The pathogenicity test of reactivated consortia was examined by acute oral toxicity under EPA 712-C-96-322 OPPTS 885.3550 guidelines at the National Toxicology Centre (APT Testing and Research Pvt. Ltd.), Pune. Twelve mice (6 males and 6 females) were designated to the dose groups: control and test (1 ml = 1.0*108 CFU) were administrated by the gauge to six mice per sex. The mice were fasted overnight and 2 h after administration of the test material.

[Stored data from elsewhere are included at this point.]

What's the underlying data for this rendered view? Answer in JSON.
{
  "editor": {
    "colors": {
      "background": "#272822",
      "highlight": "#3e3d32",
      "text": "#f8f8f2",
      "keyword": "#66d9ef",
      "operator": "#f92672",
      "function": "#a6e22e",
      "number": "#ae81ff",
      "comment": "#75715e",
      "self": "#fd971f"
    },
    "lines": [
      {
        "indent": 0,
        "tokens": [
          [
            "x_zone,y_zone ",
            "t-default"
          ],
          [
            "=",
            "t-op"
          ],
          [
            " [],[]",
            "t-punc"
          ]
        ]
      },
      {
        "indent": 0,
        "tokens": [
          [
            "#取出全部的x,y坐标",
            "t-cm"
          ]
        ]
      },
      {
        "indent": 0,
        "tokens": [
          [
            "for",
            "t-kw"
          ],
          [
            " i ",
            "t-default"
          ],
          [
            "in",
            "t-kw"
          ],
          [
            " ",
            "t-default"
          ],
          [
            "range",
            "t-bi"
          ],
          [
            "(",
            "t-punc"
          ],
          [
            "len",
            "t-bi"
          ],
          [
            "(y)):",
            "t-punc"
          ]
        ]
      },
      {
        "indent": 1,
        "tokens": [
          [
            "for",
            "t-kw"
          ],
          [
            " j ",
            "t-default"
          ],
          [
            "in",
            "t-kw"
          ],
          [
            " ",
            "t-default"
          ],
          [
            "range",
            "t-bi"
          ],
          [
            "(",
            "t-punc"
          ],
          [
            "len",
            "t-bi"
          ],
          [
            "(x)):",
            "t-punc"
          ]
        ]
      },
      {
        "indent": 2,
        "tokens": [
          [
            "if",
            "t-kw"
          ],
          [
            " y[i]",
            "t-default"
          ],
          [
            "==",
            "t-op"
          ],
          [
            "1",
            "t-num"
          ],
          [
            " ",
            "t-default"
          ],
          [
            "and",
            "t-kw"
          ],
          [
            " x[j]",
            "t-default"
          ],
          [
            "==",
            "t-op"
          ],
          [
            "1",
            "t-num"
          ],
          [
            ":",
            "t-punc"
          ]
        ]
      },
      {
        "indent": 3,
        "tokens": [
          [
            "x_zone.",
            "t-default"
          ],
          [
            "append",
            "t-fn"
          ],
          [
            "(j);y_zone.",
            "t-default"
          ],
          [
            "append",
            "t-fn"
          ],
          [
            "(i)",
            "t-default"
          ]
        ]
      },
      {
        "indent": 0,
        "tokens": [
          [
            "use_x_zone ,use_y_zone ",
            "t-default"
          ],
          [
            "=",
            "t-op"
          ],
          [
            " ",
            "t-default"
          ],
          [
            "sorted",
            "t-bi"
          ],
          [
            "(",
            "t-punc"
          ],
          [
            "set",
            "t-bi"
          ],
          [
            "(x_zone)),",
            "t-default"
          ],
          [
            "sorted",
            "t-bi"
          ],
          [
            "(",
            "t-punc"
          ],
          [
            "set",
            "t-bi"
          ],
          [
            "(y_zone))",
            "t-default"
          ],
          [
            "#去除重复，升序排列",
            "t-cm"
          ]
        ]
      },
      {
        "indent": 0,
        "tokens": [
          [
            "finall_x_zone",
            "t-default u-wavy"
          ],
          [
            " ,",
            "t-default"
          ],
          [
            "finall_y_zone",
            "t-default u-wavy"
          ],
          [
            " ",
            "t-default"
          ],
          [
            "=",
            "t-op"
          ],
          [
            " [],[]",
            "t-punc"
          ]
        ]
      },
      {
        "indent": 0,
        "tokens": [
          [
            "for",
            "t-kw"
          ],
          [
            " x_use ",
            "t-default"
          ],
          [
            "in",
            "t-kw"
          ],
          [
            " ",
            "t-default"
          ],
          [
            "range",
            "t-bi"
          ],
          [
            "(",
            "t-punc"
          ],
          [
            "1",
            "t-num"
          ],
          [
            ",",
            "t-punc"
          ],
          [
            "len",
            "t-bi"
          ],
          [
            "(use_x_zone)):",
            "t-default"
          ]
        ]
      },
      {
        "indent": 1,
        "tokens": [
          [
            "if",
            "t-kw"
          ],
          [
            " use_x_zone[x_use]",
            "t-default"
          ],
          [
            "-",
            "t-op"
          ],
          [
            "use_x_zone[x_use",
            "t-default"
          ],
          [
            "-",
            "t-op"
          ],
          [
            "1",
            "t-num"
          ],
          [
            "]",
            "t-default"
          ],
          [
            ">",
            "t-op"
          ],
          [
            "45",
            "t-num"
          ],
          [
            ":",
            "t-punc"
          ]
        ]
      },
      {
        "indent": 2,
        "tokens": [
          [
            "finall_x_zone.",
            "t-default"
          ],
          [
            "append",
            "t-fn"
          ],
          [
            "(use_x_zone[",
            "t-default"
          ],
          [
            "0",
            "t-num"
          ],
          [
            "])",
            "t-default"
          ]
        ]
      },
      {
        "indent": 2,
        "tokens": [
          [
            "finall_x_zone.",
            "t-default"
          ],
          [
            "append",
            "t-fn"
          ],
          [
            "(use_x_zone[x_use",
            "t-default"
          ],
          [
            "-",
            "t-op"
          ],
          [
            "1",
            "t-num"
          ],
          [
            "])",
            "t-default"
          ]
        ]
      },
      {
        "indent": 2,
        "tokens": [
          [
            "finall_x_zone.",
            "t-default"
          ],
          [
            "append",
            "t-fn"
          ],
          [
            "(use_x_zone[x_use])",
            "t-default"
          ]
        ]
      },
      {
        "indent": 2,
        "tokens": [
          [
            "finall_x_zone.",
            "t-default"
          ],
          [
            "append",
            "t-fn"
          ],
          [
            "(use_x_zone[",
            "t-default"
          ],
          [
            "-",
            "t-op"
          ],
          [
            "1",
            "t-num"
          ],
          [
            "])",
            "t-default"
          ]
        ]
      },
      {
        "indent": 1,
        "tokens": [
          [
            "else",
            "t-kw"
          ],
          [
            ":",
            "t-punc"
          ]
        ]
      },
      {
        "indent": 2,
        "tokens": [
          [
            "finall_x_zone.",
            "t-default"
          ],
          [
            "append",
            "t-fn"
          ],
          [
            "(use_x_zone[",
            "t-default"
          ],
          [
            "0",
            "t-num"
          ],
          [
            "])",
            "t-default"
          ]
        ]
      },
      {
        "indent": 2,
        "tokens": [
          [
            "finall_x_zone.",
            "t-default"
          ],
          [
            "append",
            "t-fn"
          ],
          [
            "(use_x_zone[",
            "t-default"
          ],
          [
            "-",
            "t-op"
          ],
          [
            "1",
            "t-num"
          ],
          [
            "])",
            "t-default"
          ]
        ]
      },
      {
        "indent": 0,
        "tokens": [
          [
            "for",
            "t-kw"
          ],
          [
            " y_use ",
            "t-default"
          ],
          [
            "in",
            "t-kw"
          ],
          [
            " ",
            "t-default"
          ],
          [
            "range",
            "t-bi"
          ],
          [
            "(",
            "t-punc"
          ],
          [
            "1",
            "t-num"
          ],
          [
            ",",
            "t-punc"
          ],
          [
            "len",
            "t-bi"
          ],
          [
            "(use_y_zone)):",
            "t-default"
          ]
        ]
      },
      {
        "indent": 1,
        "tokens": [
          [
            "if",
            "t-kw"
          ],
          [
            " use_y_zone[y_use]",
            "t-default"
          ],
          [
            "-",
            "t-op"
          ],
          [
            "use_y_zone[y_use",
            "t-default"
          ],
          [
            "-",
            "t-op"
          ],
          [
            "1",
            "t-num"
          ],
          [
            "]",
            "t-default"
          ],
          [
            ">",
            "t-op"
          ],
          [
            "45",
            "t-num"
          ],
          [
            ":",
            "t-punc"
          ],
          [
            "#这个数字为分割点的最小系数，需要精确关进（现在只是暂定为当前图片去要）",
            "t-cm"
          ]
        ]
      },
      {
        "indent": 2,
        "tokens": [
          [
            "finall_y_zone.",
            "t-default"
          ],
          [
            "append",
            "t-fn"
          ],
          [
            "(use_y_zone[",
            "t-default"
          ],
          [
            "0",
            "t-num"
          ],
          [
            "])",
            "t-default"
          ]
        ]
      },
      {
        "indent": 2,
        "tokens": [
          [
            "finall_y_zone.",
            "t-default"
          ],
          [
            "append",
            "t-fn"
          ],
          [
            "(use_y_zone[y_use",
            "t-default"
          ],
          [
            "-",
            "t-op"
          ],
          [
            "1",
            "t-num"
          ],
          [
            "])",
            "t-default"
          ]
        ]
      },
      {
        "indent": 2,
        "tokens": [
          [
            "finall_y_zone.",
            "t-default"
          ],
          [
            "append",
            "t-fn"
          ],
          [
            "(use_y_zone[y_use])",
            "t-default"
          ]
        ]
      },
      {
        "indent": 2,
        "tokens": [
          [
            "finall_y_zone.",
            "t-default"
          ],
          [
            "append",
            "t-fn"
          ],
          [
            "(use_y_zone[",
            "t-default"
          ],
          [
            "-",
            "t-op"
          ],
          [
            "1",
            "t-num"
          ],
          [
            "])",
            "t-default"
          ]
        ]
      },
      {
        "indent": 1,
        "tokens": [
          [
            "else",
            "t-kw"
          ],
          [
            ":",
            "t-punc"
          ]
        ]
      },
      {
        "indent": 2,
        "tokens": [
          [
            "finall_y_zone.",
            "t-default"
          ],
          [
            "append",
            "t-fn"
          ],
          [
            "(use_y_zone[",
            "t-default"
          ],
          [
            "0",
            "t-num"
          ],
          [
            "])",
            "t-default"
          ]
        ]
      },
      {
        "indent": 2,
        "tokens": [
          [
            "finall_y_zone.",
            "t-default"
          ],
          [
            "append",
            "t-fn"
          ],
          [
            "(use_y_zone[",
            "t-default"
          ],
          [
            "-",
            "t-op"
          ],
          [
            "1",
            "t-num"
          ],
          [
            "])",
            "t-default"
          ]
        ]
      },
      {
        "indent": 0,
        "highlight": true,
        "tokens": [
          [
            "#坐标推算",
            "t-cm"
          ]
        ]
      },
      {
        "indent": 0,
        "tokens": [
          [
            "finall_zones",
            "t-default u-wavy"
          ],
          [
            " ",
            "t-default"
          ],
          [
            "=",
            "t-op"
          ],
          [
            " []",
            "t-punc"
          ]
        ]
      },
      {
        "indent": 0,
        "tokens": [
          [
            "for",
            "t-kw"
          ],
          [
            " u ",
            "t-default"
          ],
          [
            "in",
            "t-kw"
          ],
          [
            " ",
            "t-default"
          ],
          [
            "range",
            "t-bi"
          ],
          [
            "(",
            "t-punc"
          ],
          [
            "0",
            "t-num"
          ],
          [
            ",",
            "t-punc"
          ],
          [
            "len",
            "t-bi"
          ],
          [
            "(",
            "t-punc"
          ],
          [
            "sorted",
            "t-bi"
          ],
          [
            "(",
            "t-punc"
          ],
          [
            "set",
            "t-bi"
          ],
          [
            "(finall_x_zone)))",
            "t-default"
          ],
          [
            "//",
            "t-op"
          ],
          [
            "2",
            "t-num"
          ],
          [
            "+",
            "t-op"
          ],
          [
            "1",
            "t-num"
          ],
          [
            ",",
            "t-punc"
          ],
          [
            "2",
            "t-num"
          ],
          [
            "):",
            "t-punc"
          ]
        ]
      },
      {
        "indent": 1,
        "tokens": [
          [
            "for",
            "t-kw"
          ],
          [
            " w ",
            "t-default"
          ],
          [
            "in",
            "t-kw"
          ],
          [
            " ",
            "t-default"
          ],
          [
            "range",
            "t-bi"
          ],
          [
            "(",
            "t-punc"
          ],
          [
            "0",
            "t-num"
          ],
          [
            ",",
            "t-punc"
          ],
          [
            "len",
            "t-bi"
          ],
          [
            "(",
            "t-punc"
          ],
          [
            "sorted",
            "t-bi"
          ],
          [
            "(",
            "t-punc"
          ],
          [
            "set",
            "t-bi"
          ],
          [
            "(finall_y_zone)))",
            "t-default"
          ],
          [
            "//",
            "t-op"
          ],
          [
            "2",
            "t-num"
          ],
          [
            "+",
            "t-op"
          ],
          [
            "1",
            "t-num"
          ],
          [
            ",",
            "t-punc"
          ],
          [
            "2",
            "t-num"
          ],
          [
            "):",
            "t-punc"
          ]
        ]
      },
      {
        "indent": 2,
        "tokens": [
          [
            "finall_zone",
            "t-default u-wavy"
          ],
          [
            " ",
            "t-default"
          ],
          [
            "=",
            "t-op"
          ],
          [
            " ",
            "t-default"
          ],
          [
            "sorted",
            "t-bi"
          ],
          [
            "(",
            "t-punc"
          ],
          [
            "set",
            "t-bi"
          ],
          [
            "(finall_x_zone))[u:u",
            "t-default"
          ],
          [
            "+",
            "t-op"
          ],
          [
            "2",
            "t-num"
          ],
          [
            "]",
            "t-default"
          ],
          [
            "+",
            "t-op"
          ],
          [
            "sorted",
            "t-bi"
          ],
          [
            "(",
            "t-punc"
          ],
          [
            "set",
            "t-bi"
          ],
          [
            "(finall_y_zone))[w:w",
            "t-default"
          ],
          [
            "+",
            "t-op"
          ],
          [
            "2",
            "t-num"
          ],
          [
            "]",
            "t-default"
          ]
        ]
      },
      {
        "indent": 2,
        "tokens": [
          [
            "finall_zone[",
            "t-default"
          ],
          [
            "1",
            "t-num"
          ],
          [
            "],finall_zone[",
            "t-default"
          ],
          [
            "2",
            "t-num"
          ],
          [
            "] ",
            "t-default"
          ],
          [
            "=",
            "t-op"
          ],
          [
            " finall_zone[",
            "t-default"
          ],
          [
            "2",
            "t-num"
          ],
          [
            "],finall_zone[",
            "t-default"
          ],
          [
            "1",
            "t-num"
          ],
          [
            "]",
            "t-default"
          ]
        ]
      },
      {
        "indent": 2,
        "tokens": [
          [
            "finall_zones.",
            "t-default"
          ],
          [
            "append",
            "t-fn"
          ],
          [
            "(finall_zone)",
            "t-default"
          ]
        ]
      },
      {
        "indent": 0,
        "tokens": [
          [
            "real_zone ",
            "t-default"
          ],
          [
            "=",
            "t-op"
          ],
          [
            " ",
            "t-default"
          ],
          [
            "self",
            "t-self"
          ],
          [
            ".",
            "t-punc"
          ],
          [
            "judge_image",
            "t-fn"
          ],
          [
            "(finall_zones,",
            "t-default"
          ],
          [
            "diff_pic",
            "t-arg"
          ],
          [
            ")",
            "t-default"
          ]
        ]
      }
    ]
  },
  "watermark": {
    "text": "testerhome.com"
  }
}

The mice were observed for 21 days after dosing. At the end of the inspection period, the surviving experimental animals were sacrificed for testing. Gross necropsy was performed and all animals were carefully examined for the presence of anaerobic bacteria. The body weight was recorded. All animals were observed for mortality throughout the observation period. RBC (red blood cell), WBC (white blood cell), hemoglobin, packed cell volume, glucose, BUN (blood urine nitrogen), total proteins, and albumin were studied on the 21st day of the experiment.
Before field implementation test, compatibility studies were conducted in the lab. In this analysis, obtained tube well water was used for media preparation (available near the washeries in Jharia). Experiment was conducted in four sets; in set 1: anaerobic condition was maintained without autoclaving (referred as S-A), in set 2: anaerobic condition was maintained with proper sterilization (referred as S + A), in set 3: aerobic condition without autoclaving (referred as US-A), and in set 4: aerobic condition with autoclaving (referred as US+A). While preparing the media, no precipitation was observed with commercial grade of chemicals in tube well water. In all sets, waste coal (1% w/v) was used. After inoculating with inoculum (10%), all sets were incubated at 37 °C for 15–20 days.
All the experiments were performed in triplicates. The data points are average of the triplicate ± standard deviation (less than5% of average) and calculated significance p values are ≤0.05.